Gil, clearly a big fan of Tara, is dumbfounded as to why no big clubs have swooped in to prise the club captain away from Portugal: “One question I asked myself several times during his seven years with Rio Ave: why haven’t stronger teams tried to sign him? He’s more than capable of coping with pressure and has all the right qualities. One thing he might not have: a good agent… I’m sure he’d love to play for Rangers.”
He may love to play for Rangers but I suggested that our budget may not be able to entice a player looking to see out his playing days with one last payday. However, when I mentioned that he would be looking at wages of somewhere around £5-10k a week, Gil seemed confident that amount would satisfy the midfielder: “I am convinced that if he was offered £10,000 per week Tarantini would sign immediately since Rio Ave’s highest earner makes around £20,000 per month.”

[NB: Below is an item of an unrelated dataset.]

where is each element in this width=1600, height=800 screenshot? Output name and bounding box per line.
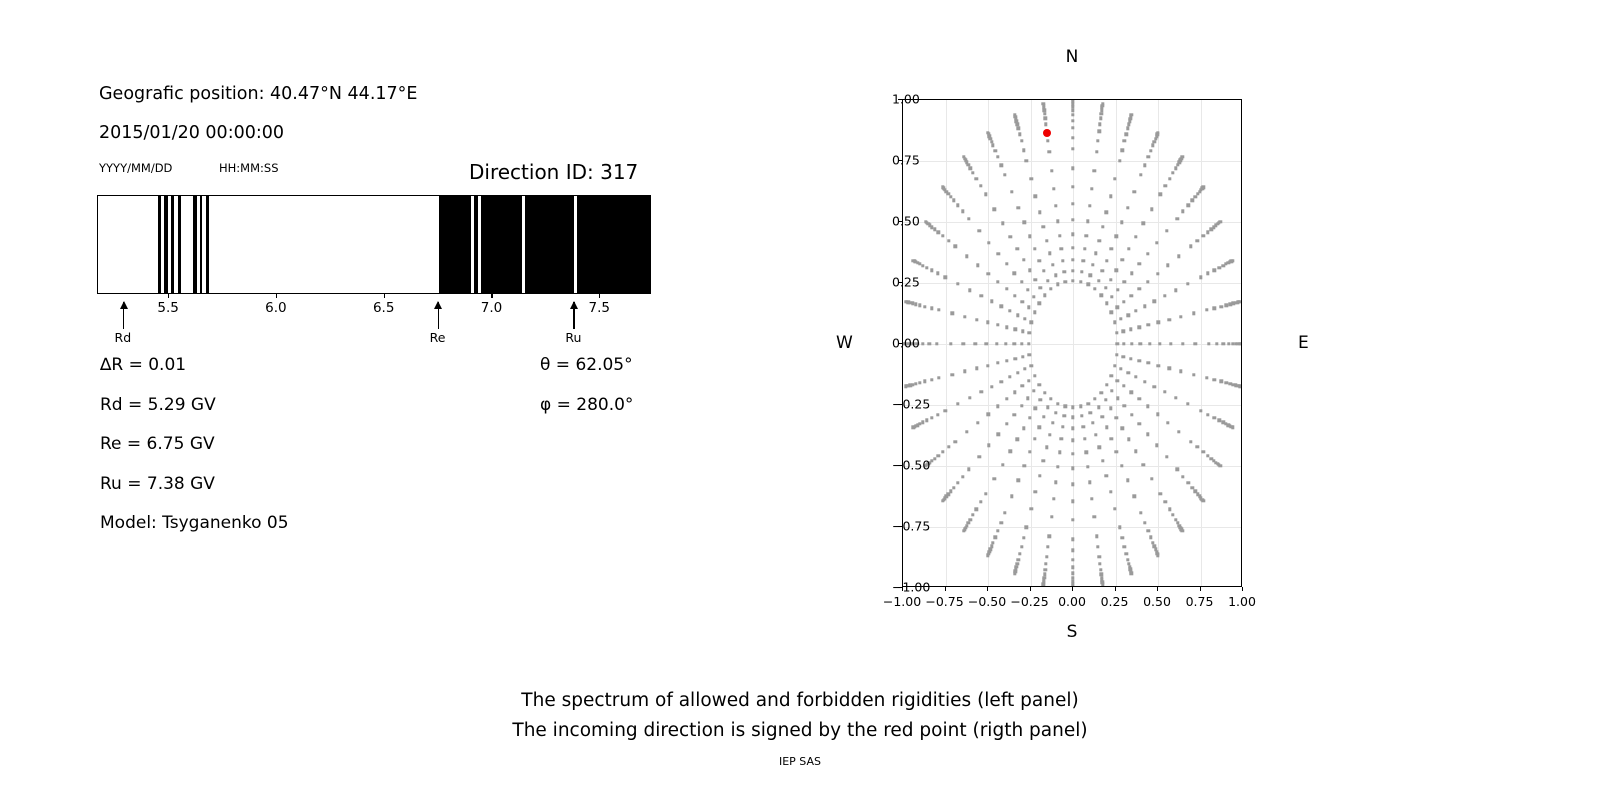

If Warburton is keen and it was not a transfer target for Cathro, it seems that there would be no financial obstacle in the way nor any lack of ambition form the player. Though, as a club they are united in wanting their leader to stay for at least another year or even beyond that in some other capacity.
“The President of Rio Ave told us he would do everything he could to keep the player at the club. Am I keen for him to stay? If it depended on us, Tarantini would stay forever whether that was now as a footballer or later on as a member of the staff and\or board of Directors. The guy is a gem!”
So a glowing report on our reported target Tarantino. If he is signed, hopefully he will bring a much needed authority to the midfield as not only would he compliment Murdoch playing alongside him in the double-pivot, he would give Law or whoever is playing in a more advanced role the license to roam.